The Castro-inspired guerrillas of the 1960s were defeated in Venezuela, and some of their former commanders, after serving prison sentences or returning from exile, wrote and published their version of what happened when they took up arms. Then Mauricio drew his argument.
Most of the former commanders blamed the failure on the political leadership and were reluctant to “reinvent” themselves as social democrats, progressive reformers. However, very few reverted to armed struggle in which more than one lost their life. An even smaller handful eventually became imbued with an all-purpose cynicism that passed for the disillusioned wisdom of an old soldier. From this last group came the Chávez ministers who ended up looting the state oil company and bankrupting the country.
Not all of these men and women were fanatics or mean people or sold their souls. Américo Martín, a former far-left guerrilla fighter who died in national esteem last February at the age of 84, has become a pre-eminent voice for the liberal idea in our America.
Martín, a great reader when discussing the political fortunes of commanders, humorously paraphrased F. Scott Fitzgerald’s phrase: “In Latin America there are no second acts for ex-guerrillas.” I wonder what he would say today, given that Gustavo Petro, a former guerrilla fighter, would become the first directly elected leftist president in two hundred and eleven years of Colombian history.
This fact alone, the successful metamorphosis from guerrilla fighter to constitutional president of a country with 50 million inhabitants, would give a Petro victory an epochal character, to use the suggestive expression of the historians of L’École des Annales.
I first came to Colombia in 1991, just in time to see the proclamation of the constitution signed simultaneously by a liberal political drummer, a staunch conservative and a former commander of the M-19, Petro’s combat partner.

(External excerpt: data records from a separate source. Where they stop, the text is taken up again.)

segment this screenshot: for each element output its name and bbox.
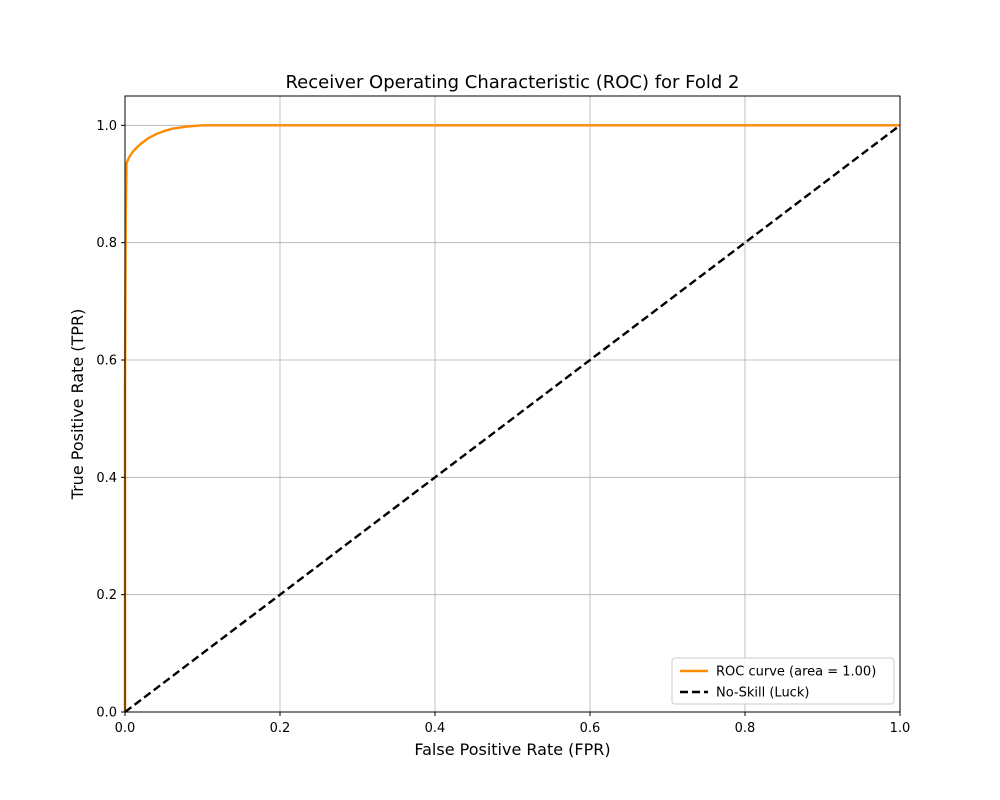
x-tick-label: 0.0 [115, 721, 136, 736]
plot-frame [124, 95, 901, 713]
y-tick-label: 1.0 [96, 119, 117, 134]
x-tick-label: 0.4 [425, 721, 446, 736]
series-lines [123, 124, 901, 713]
y-tick-label: 0.4 [96, 471, 117, 486]
y-tick-label: 0.2 [96, 588, 117, 603]
x-tick-label: 1.0 [890, 721, 911, 736]
legend-label: ROC curve (area = 1.00) [716, 665, 876, 680]
axis-ticks: 0.0 0.2 0.4 0.6 0.8 1.0 0.0 0.2 0.4 0.6 0.8 1.0 [96, 119, 910, 736]
x-tick-label: 0.8 [735, 721, 756, 736]
y-tick-label: 0.6 [96, 354, 117, 369]
x-axis-label: False Positive Rate (FPR) [414, 740, 610, 759]
legend-label: No-Skill (Luck) [716, 686, 809, 701]
y-tick-label: 0.8 [96, 236, 117, 251]
roc-curve-line [123, 124, 900, 712]
x-tick-label: 0.2 [270, 721, 291, 736]
chart-title: Receiver Operating Characteristic (ROC) … [285, 72, 739, 93]
x-tick-label: 0.6 [580, 721, 601, 736]
y-axis-label: True Positive Rate (TPR) [68, 309, 87, 501]
grid-lines [124, 96, 901, 713]
legend-box [671, 657, 895, 705]
legend: ROC curve (area = 1.00) No-Skill (Luck) [671, 657, 895, 705]
y-tick-label: 0.0 [96, 706, 117, 721]
no-skill-line [124, 124, 901, 713]
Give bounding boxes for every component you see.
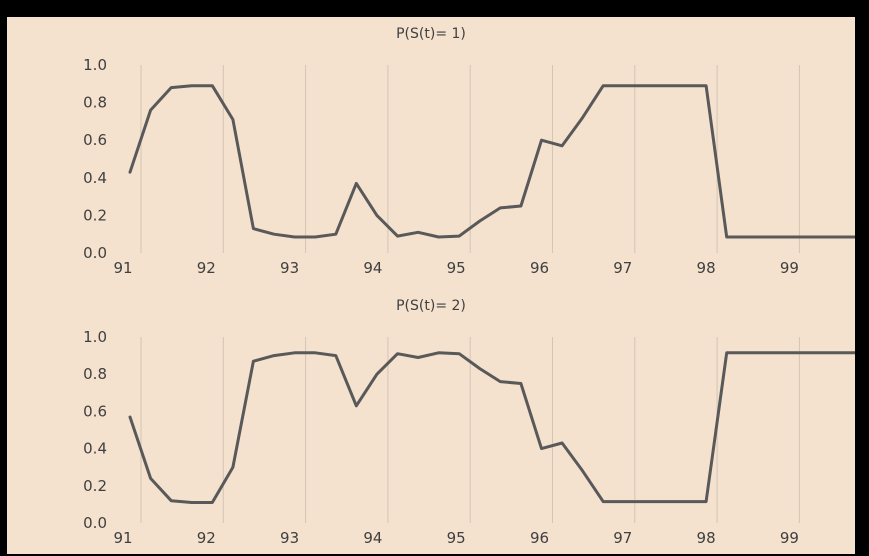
x-tick-label: 98 bbox=[697, 529, 716, 547]
x-tick-label: 98 bbox=[697, 259, 716, 277]
x-tick-label: 97 bbox=[613, 529, 632, 547]
chart-state-2: P(S(t)= 2) 0.0 0.2 0.4 0.6 0.8 1.0 91 92 93 94 95 96… bbox=[83, 298, 855, 547]
y-tick-label: 0.8 bbox=[83, 94, 107, 112]
y-tick-label: 1.0 bbox=[83, 328, 107, 346]
y-tick-label: 0.0 bbox=[83, 514, 107, 532]
x-tick-label: 92 bbox=[197, 529, 216, 547]
y-tick-label: 0.6 bbox=[83, 402, 107, 420]
x-tick-label: 94 bbox=[363, 529, 382, 547]
y-tick-label: 1.0 bbox=[83, 56, 107, 74]
y-tick-label: 0.2 bbox=[83, 206, 107, 224]
chart-background bbox=[7, 17, 855, 554]
x-tick-label: 96 bbox=[530, 529, 549, 547]
y-tick-label: 0.4 bbox=[83, 440, 107, 458]
x-tick-label: 92 bbox=[197, 259, 216, 277]
y-tick-label: 0.4 bbox=[83, 169, 107, 187]
chart-panel: P(S(t)= 1) 0.0 0.2 0.4 0.6 0.8 1.0 91 92 93 94 95 96… bbox=[7, 17, 855, 554]
series-line bbox=[128, 84, 855, 239]
chart-svg: P(S(t)= 1) 0.0 0.2 0.4 0.6 0.8 1.0 91 92 93 94 95 96… bbox=[7, 17, 855, 554]
x-tick-label: 91 bbox=[113, 259, 132, 277]
x-tick-label: 97 bbox=[613, 259, 632, 277]
series-line bbox=[128, 351, 855, 504]
y-tick-label: 0.8 bbox=[83, 365, 107, 383]
chart-state-1: P(S(t)= 1) 0.0 0.2 0.4 0.6 0.8 1.0 91 92 93 94 95 96… bbox=[83, 26, 855, 277]
y-tick-label: 0.0 bbox=[83, 244, 107, 262]
x-tick-label: 99 bbox=[780, 259, 799, 277]
x-tick-label: 96 bbox=[530, 259, 549, 277]
x-tick-label: 95 bbox=[447, 529, 466, 547]
x-tick-label: 95 bbox=[447, 259, 466, 277]
chart-title: P(S(t)= 2) bbox=[396, 298, 466, 314]
chart-title: P(S(t)= 1) bbox=[396, 26, 466, 42]
x-tick-label: 91 bbox=[113, 529, 132, 547]
x-tick-label: 93 bbox=[280, 529, 299, 547]
x-tick-label: 94 bbox=[363, 259, 382, 277]
y-tick-label: 0.2 bbox=[83, 477, 107, 495]
x-tick-label: 93 bbox=[280, 259, 299, 277]
x-tick-label: 99 bbox=[780, 529, 799, 547]
y-tick-label: 0.6 bbox=[83, 131, 107, 149]
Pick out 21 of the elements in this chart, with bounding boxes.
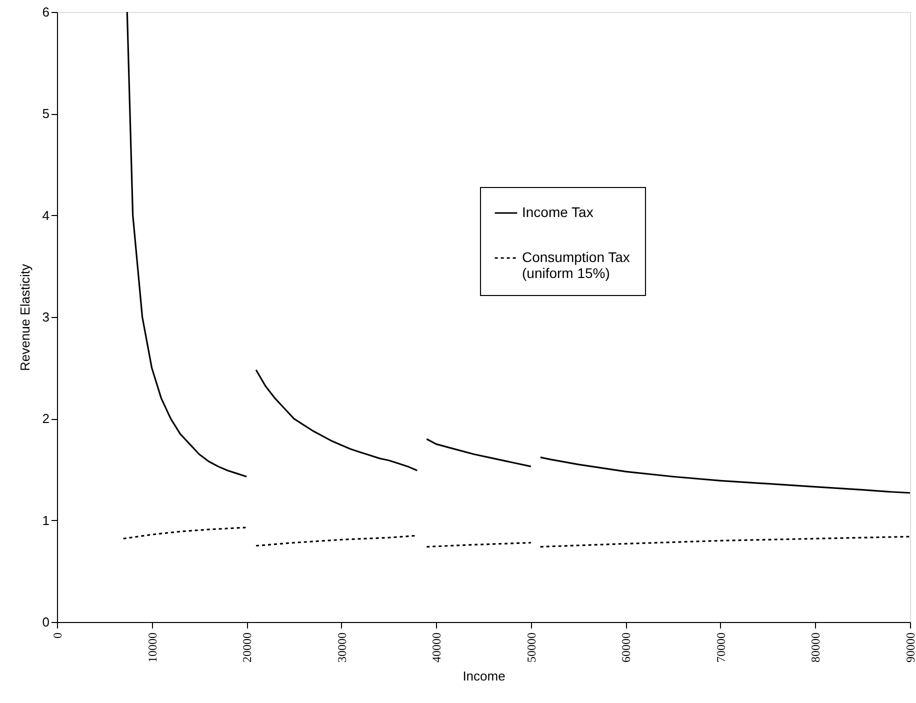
y-tick-label: 3	[42, 310, 50, 324]
x-tick-label: 50000	[524, 632, 538, 662]
y-tick-label: 4	[42, 208, 50, 223]
x-tick-label: 60000	[619, 632, 634, 662]
legend-label: Income Tax	[522, 204, 594, 220]
x-tick-label: 40000	[430, 632, 444, 662]
y-axis-title: Revenue Elasticity	[17, 264, 32, 371]
x-tick-label: 90000	[904, 632, 916, 662]
y-tick-label: 2	[42, 411, 50, 426]
x-tick-label: 10000	[145, 632, 160, 662]
x-tick-label: 0	[50, 632, 64, 638]
x-tick-label: 30000	[334, 632, 349, 662]
x-tick-label: 80000	[808, 632, 823, 662]
x-tick-label: 70000	[714, 632, 728, 662]
y-tick-label: 0	[42, 614, 50, 630]
legend-label: Consumption Tax (uniform 15%)	[522, 249, 630, 281]
y-tick-label: 5	[42, 106, 50, 122]
x-tick-label: 20000	[240, 632, 254, 662]
x-axis-title: Income	[462, 668, 506, 684]
y-tick-label: 1	[42, 512, 50, 528]
y-tick-label: 6	[42, 4, 50, 20]
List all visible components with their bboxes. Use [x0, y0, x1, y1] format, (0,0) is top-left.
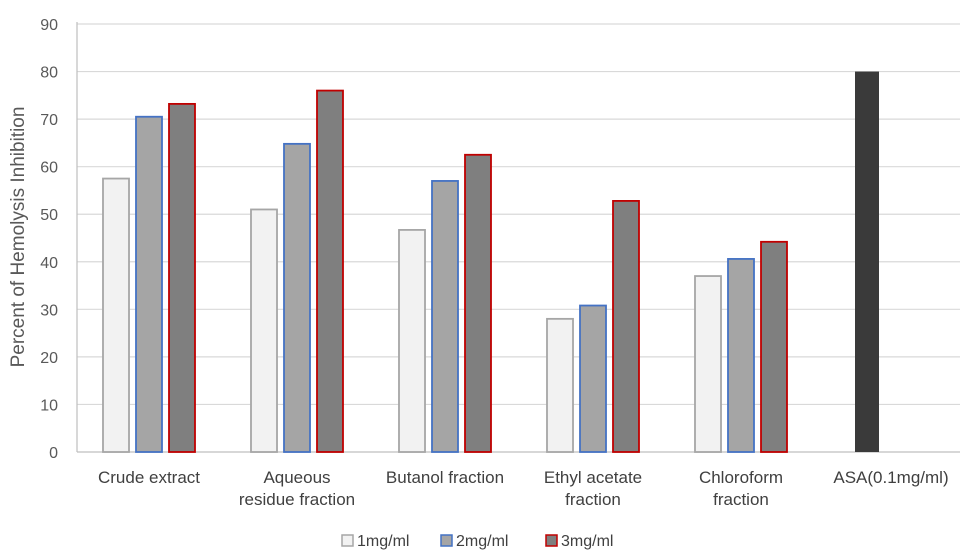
gridlines: [77, 23, 960, 406]
bar-3mg-ml: [464, 153, 492, 453]
legend-label: 3mg/ml: [561, 533, 613, 550]
bar-1mg-ml: [694, 275, 722, 453]
x-tick-label: Chloroform fraction: [699, 468, 783, 509]
bar-3mg-ml: [612, 200, 640, 453]
bar-1mg-ml: [102, 177, 130, 453]
x-axis: Crude extract Aqueous residue fraction Buta…: [98, 468, 949, 509]
x-tick-label: ASA(0.1mg/ml): [833, 468, 948, 487]
bar-1mg-ml: [250, 208, 278, 453]
y-tick-label: 80: [40, 65, 58, 82]
legend-label: 1mg/ml: [357, 533, 409, 550]
bars: [102, 71, 879, 453]
x-tick-label: Aqueous residue fraction: [239, 468, 355, 509]
bar-3mg-ml: [168, 102, 196, 453]
y-tick-label: 70: [40, 112, 58, 129]
legend-swatch: [440, 534, 453, 547]
bar-1mg-ml: [546, 317, 574, 453]
bar-1mg-ml: [398, 229, 426, 453]
y-tick-label: 50: [40, 207, 58, 224]
x-tick-label: Crude extract: [98, 468, 200, 487]
legend-label: 2mg/ml: [456, 533, 508, 550]
legend: 1mg/ml 2mg/ml 3mg/ml: [341, 533, 613, 550]
bar-3mg-ml: [760, 240, 788, 453]
legend-swatch: [341, 534, 354, 547]
y-tick-label: 20: [40, 350, 58, 367]
y-axis: 0 10 20 30 40 50 60 70 80 90: [40, 17, 960, 462]
y-tick-label: 0: [49, 445, 58, 462]
bar-2mg-ml: [727, 258, 755, 453]
bar-asa-reference: [855, 71, 879, 453]
bar-2mg-ml: [135, 115, 163, 453]
bar-2mg-ml: [579, 304, 607, 453]
x-tick-label: Ethyl acetate fraction: [544, 468, 642, 509]
y-tick-label: 40: [40, 255, 58, 272]
y-tick-label: 10: [40, 397, 58, 414]
bar-2mg-ml: [283, 142, 311, 453]
bar-3mg-ml: [316, 89, 344, 453]
bar-2mg-ml: [431, 180, 459, 453]
y-axis-label: Percent of Hemolysis Inhibition: [8, 107, 29, 368]
y-tick-label: 60: [40, 160, 58, 177]
x-tick-label: Butanol fraction: [386, 468, 504, 487]
y-tick-label: 30: [40, 302, 58, 319]
legend-swatch: [545, 534, 558, 547]
y-tick-label: 90: [40, 17, 58, 34]
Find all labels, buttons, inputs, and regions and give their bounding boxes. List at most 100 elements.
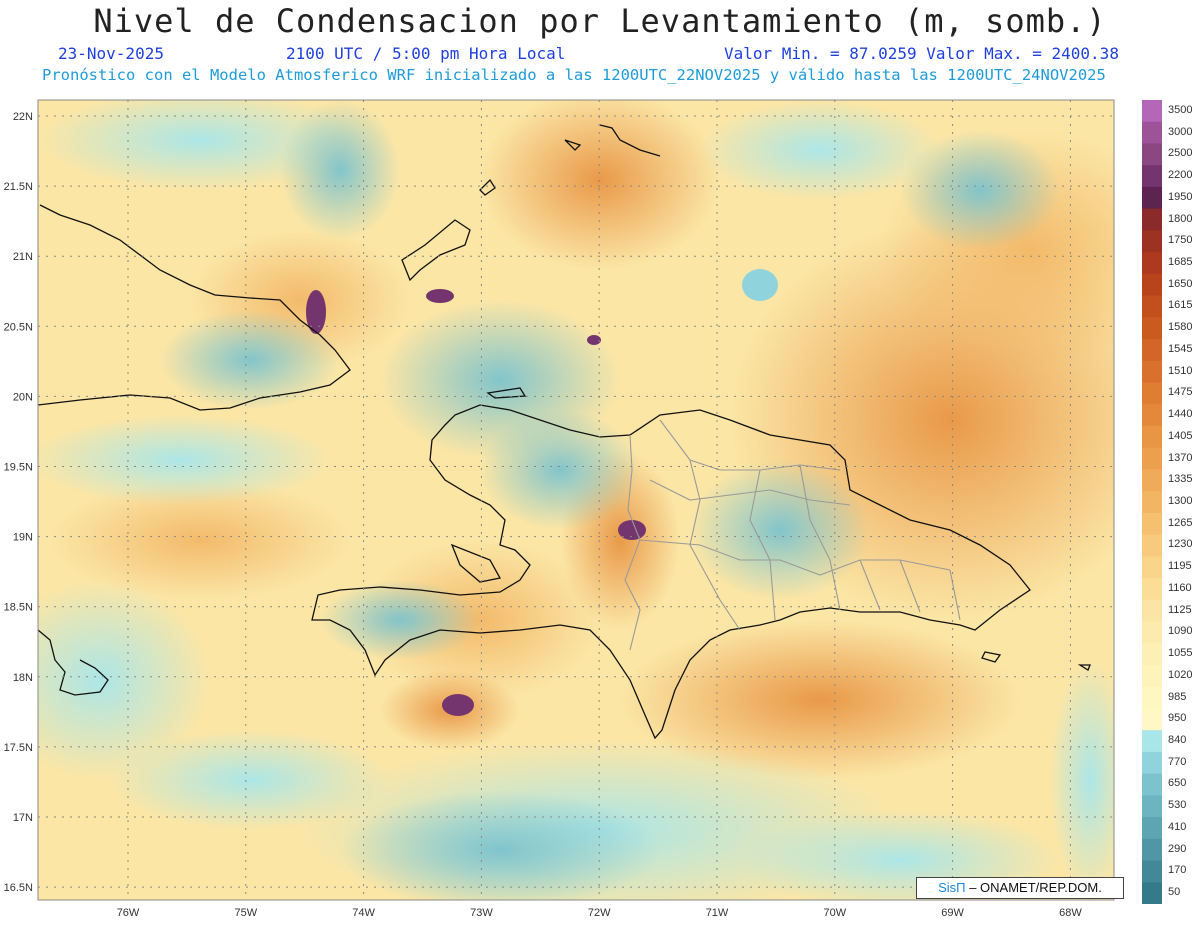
coastlines <box>37 124 1091 740</box>
legend-swatch <box>1142 273 1162 297</box>
legend-swatch <box>1142 317 1162 340</box>
legend-label: 290 <box>1168 842 1187 855</box>
legend-label: 1510 <box>1168 364 1193 377</box>
legend-swatch <box>1142 730 1162 753</box>
legend-label: 1265 <box>1168 516 1193 529</box>
legend-label: 3500 <box>1168 103 1193 116</box>
legend-swatch <box>1142 425 1162 449</box>
legend-label: 2200 <box>1168 169 1193 182</box>
legend-swatch <box>1142 512 1162 536</box>
legend-swatch <box>1142 404 1162 427</box>
lat-label: 18N <box>13 672 33 684</box>
legend-swatch <box>1142 360 1162 383</box>
legend-label: 1090 <box>1168 625 1193 638</box>
legend-swatch <box>1142 252 1162 275</box>
lat-label: 19.5N <box>4 462 33 474</box>
forecast-time: 2100 UTC / 5:00 pm Hora Local <box>286 44 566 63</box>
legend-label: 1335 <box>1168 473 1193 486</box>
legend-swatch <box>1142 882 1162 904</box>
legend-swatch <box>1142 708 1162 731</box>
legend-swatch <box>1142 795 1162 818</box>
lon-label: 68W <box>1059 907 1082 919</box>
legend-label: 1125 <box>1168 603 1192 616</box>
legend-label: 170 <box>1168 864 1187 877</box>
legend-label: 985 <box>1168 690 1187 703</box>
legend-swatch <box>1142 491 1162 514</box>
legend-label: 1800 <box>1168 212 1193 225</box>
legend-label: 1475 <box>1168 386 1193 399</box>
lat-label: 18.5N <box>4 602 33 614</box>
lat-label: 20.5N <box>4 321 33 333</box>
legend-swatch <box>1142 773 1162 796</box>
lat-label: 17.5N <box>4 742 33 754</box>
legend-swatch <box>1142 534 1162 557</box>
legend-label: 1195 <box>1168 560 1192 573</box>
legend-label: 1230 <box>1168 538 1193 551</box>
lat-label: 22N <box>13 111 33 123</box>
legend-label: 1160 <box>1168 581 1192 594</box>
legend-label: 530 <box>1168 799 1187 812</box>
legend-label: 1545 <box>1168 342 1193 355</box>
legend-label: 770 <box>1168 755 1187 768</box>
legend-swatch <box>1142 838 1162 862</box>
legend-label: 1405 <box>1168 429 1193 442</box>
legend-swatch <box>1142 469 1162 492</box>
lon-label: 70W <box>823 907 846 919</box>
sispi-logo: SisΠ <box>938 880 966 895</box>
legend-label: 1650 <box>1168 277 1193 290</box>
legend-swatch <box>1142 578 1162 601</box>
color-legend <box>1142 100 1162 904</box>
legend-swatch <box>1142 382 1162 405</box>
forecast-date: 23-Nov-2025 <box>58 44 164 63</box>
legend-label: 1055 <box>1168 647 1193 660</box>
legend-swatch <box>1142 664 1162 688</box>
legend-label: 950 <box>1168 712 1187 725</box>
legend-label: 1685 <box>1168 255 1193 268</box>
grid <box>37 99 1115 901</box>
lon-label: 76W <box>117 907 140 919</box>
legend-label: 840 <box>1168 734 1187 747</box>
legend-swatch <box>1142 599 1162 623</box>
legend-swatch <box>1142 621 1162 644</box>
legend-swatch <box>1142 339 1162 362</box>
map-title: Nivel de Condensacion por Levantamiento … <box>93 2 1107 40</box>
legend-label: 1300 <box>1168 495 1193 507</box>
lat-label: 21.5N <box>4 181 33 193</box>
legend-label: 650 <box>1168 777 1187 790</box>
legend-swatch <box>1142 208 1162 231</box>
legend-swatch <box>1142 751 1162 775</box>
legend-label: 3000 <box>1168 125 1193 138</box>
lon-label: 75W <box>234 907 257 919</box>
legend-swatch <box>1142 817 1162 840</box>
legend-swatch <box>1142 643 1162 666</box>
legend-swatch <box>1142 230 1162 253</box>
legend-label: 1440 <box>1168 408 1193 421</box>
legend-swatch <box>1142 686 1162 709</box>
legend-swatch <box>1142 165 1162 188</box>
lat-label: 20N <box>13 391 33 403</box>
province-borders <box>624 419 961 651</box>
credit-box: SisΠ – ONAMET/REP.DOM. <box>916 877 1124 899</box>
legend-swatch <box>1142 100 1162 123</box>
lon-label: 69W <box>941 907 964 919</box>
legend-swatch <box>1142 186 1162 210</box>
legend-label: 1370 <box>1168 451 1193 464</box>
legend-swatch <box>1142 143 1162 166</box>
legend-label: 410 <box>1168 820 1187 833</box>
legend-label: 1950 <box>1168 190 1193 203</box>
legend-label: 1020 <box>1168 668 1193 681</box>
legend-label: 1615 <box>1168 299 1193 312</box>
legend-swatch <box>1142 556 1162 579</box>
value-range: Valor Min. = 87.0259 Valor Max. = 2400.3… <box>724 44 1119 63</box>
lat-label: 19N <box>13 532 33 544</box>
legend-label: 2500 <box>1168 147 1193 160</box>
forecast-description: Pronóstico con el Modelo Atmosferico WRF… <box>42 66 1106 84</box>
lat-label: 21N <box>13 251 33 263</box>
lat-label: 16.5N <box>4 882 33 894</box>
legend-label: 1750 <box>1168 234 1193 247</box>
legend-swatch <box>1142 295 1162 318</box>
lon-label: 71W <box>706 907 729 919</box>
legend-label: 50 <box>1168 886 1181 899</box>
legend-label: 1580 <box>1168 321 1193 334</box>
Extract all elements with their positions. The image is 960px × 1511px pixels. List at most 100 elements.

I am, as my dear friend Carlos Franz and I one day agreed to define ourselves politically, a sort of centre-left liberal, a legacy of Teodoro Petkoff’s ideas, and I congratulate myself on having chosen Bogotá as my place of exile. I’ve witnessed four election campaigns here. See how the one from Ciénaga de Oro fights and defeats all the great white hopes of the Colombian right! For me, it will be like watching Muhammad Ali fight the Battle of Kinshasha from the ring in 1974.
Therefore, for August 8th, I will suspend the authoritarian temptation warnings that Gustavo Petro and my Venezuelans have good reason to warn about their zombie ideas in oil matters.